Wenn der Wettbewerb abgeschlossen ist, werde ich den Faden vom Prolog vielleicht wieder aufnehmen, doch für jetzt, tut einfach so, als hätte es ihn nie gegeben.
Ich denke, auch so haben die beiden genug mit sich selbst zu tun und ihr habt fürs erste euer Happyend bekommen.
Ob dieses in Zukunft auch so sein wird, lasse ich mal dahin gestellt, denn ihr, die vom ersten Moment an dabei wart wisst, da gibt es etwas, das wir nicht vergessen sollten.

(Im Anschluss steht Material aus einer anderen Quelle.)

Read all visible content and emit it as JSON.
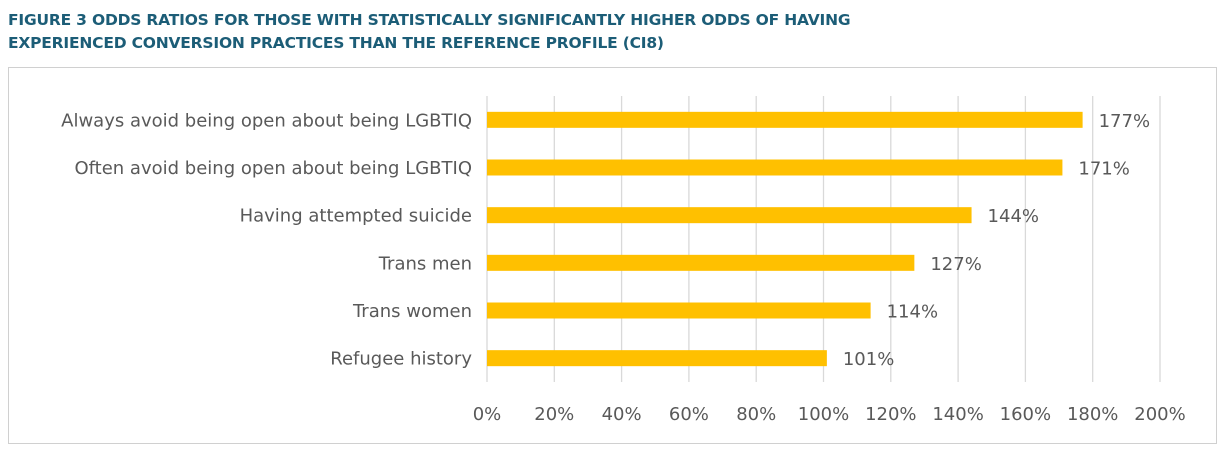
{
  "title_lines": [
    "FIGURE 3 ODDS RATIOS FOR THOSE WITH STATISTICALLY SIGNIFICANTLY HIGHER ODDS OF HAVING",
    "EXPERIENCED CONVERSION PRACTICES THAN THE REFERENCE PROFILE (CI8)"
  ],
  "chart_data": {
    "type": "bar",
    "orientation": "horizontal",
    "title": "FIGURE 3 ODDS RATIOS FOR THOSE WITH STATISTICALLY SIGNIFICANTLY HIGHER ODDS OF HAVING EXPERIENCED CONVERSION PRACTICES THAN THE REFERENCE PROFILE (CI8)",
    "categories": [
      "Always avoid being open about being LGBTIQ",
      "Often avoid being open about being LGBTIQ",
      "Having attempted suicide",
      "Trans men",
      "Trans women",
      "Refugee history"
    ],
    "values": [
      177,
      171,
      144,
      127,
      114,
      101
    ],
    "data_labels": [
      "177%",
      "171%",
      "144%",
      "127%",
      "114%",
      "101%"
    ],
    "xlabel": "",
    "ylabel": "",
    "xlim": [
      0,
      200
    ],
    "x_ticks": [
      0,
      20,
      40,
      60,
      80,
      100,
      120,
      140,
      160,
      180,
      200
    ],
    "x_tick_labels": [
      "0%",
      "20%",
      "40%",
      "60%",
      "80%",
      "100%",
      "120%",
      "140%",
      "160%",
      "180%",
      "200%"
    ],
    "grid": true,
    "legend": "none",
    "bar_color": "#ffc000",
    "grid_color": "#d9d9d9"
  }
}
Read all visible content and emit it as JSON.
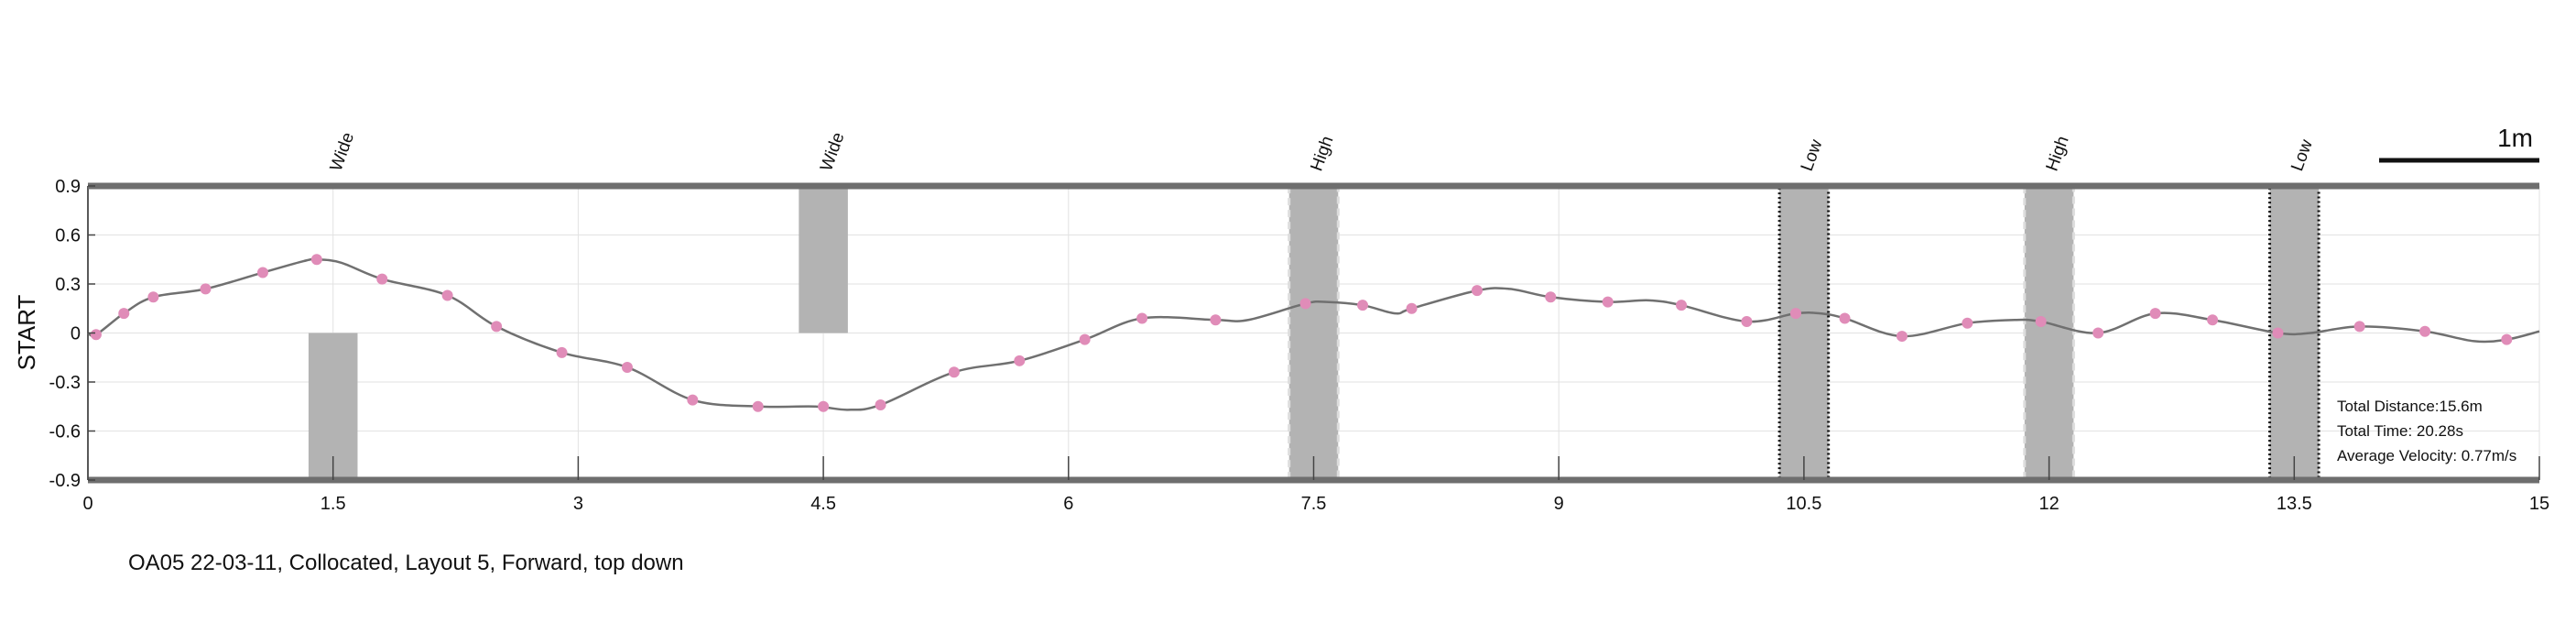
{
  "caption": "OA05 22-03-11, Collocated, Layout 5, Forward, top down",
  "scale_bar": {
    "label": "1m"
  },
  "stats": {
    "distance": "Total Distance:15.6m",
    "time": "Total Time: 20.28s",
    "velocity": "Average Velocity: 0.77m/s"
  },
  "chart_data": {
    "type": "line",
    "ylabel": "START",
    "xlim": [
      0,
      15
    ],
    "ylim": [
      -0.9,
      0.9
    ],
    "xticks": [
      0,
      1.5,
      3,
      4.5,
      6,
      7.5,
      9,
      10.5,
      12,
      13.5,
      15
    ],
    "xtick_labels": [
      "0",
      "1.5",
      "3",
      "4.5",
      "6",
      "7.5",
      "9",
      "10.5",
      "12",
      "13.5",
      "15"
    ],
    "yticks": [
      0.9,
      0.6,
      0.3,
      0,
      -0.3,
      -0.6,
      -0.9
    ],
    "ytick_labels": [
      "0.9",
      "0.6",
      "0.3",
      "0",
      "-0.3",
      "-0.6",
      "-0.9"
    ],
    "grid": true,
    "colors": {
      "path": "#707070",
      "markers": "#e08cb8",
      "obstacle": "#b3b3b3",
      "wall": "#6e6e6e"
    },
    "path": {
      "x": [
        0,
        0.05,
        0.22,
        0.4,
        0.72,
        1.07,
        1.32,
        1.4,
        1.55,
        1.8,
        2.2,
        2.5,
        2.9,
        3.3,
        3.7,
        4.1,
        4.45,
        4.65,
        4.85,
        5.3,
        5.7,
        6.1,
        6.45,
        6.9,
        7.1,
        7.45,
        7.58,
        7.8,
        8.0,
        8.1,
        8.5,
        8.7,
        8.95,
        9.3,
        9.55,
        9.75,
        10.15,
        10.45,
        10.6,
        10.75,
        11.1,
        11.5,
        11.8,
        11.95,
        12.3,
        12.65,
        13.0,
        13.4,
        13.6,
        13.9,
        14.3,
        14.6,
        14.8,
        15.0
      ],
      "y": [
        0,
        -0.01,
        0.12,
        0.22,
        0.27,
        0.37,
        0.44,
        0.45,
        0.43,
        0.33,
        0.23,
        0.04,
        -0.12,
        -0.21,
        -0.41,
        -0.45,
        -0.45,
        -0.47,
        -0.44,
        -0.24,
        -0.17,
        -0.04,
        0.09,
        0.08,
        0.08,
        0.18,
        0.19,
        0.17,
        0.12,
        0.15,
        0.26,
        0.27,
        0.22,
        0.19,
        0.2,
        0.17,
        0.07,
        0.12,
        0.12,
        0.09,
        -0.02,
        0.06,
        0.08,
        0.07,
        0.0,
        0.12,
        0.08,
        0.0,
        0.0,
        0.04,
        0.01,
        -0.05,
        -0.04,
        0.01
      ]
    },
    "markers": {
      "x": [
        0.05,
        0.22,
        0.4,
        0.72,
        1.07,
        1.4,
        1.8,
        2.2,
        2.5,
        2.9,
        3.3,
        3.7,
        4.1,
        4.5,
        4.85,
        5.3,
        5.7,
        6.1,
        6.45,
        6.9,
        7.45,
        7.8,
        8.1,
        8.5,
        8.95,
        9.3,
        9.75,
        10.15,
        10.45,
        10.75,
        11.1,
        11.5,
        11.95,
        12.3,
        12.65,
        13.0,
        13.4,
        13.9,
        14.3,
        14.8
      ],
      "y": [
        -0.01,
        0.12,
        0.22,
        0.27,
        0.37,
        0.45,
        0.33,
        0.23,
        0.04,
        -0.12,
        -0.21,
        -0.41,
        -0.45,
        -0.45,
        -0.44,
        -0.24,
        -0.17,
        -0.04,
        0.09,
        0.08,
        0.18,
        0.17,
        0.15,
        0.26,
        0.22,
        0.19,
        0.17,
        0.07,
        0.12,
        0.09,
        -0.02,
        0.06,
        0.07,
        0.0,
        0.12,
        0.08,
        0.0,
        0.04,
        0.01,
        -0.04
      ]
    },
    "obstacles": [
      {
        "label": "Wide",
        "x0": 1.35,
        "x1": 1.65,
        "y0": -0.9,
        "y1": 0.0,
        "border": "none"
      },
      {
        "label": "Wide",
        "x0": 4.35,
        "x1": 4.65,
        "y0": 0.0,
        "y1": 0.9,
        "border": "none"
      },
      {
        "label": "High",
        "x0": 7.35,
        "x1": 7.65,
        "y0": -0.9,
        "y1": 0.9,
        "border": "dashed"
      },
      {
        "label": "Low",
        "x0": 10.35,
        "x1": 10.65,
        "y0": -0.9,
        "y1": 0.9,
        "border": "dotted"
      },
      {
        "label": "High",
        "x0": 11.85,
        "x1": 12.15,
        "y0": -0.9,
        "y1": 0.9,
        "border": "dashed"
      },
      {
        "label": "Low",
        "x0": 13.35,
        "x1": 13.65,
        "y0": -0.9,
        "y1": 0.9,
        "border": "dotted"
      }
    ]
  }
}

Also denkt dran, der Schütze ist da draußen, irgendwo und mit ihm der Auftraggeber. Nur das er in der Erfüllung seiner Aufgabe noch einige Zeit bekommen wird.
Ich habe diese 28700 Worte in zwei Wochen zu Papier gebracht. Es bleiben also noch acht Wochen, um sie zu überarbeiten, oder hier und da noch etwas zu verändern.
Was denkt ihr?
Gab es gravierende Logikfehler? Sachen, die euch gegen den Strich gingen?
Mir gefiel das Händchenhalten bei ihrem ersten Kirchenbesuch nicht. Ich denke, das werde ich noch mal abändern. Oder was denkt ihr?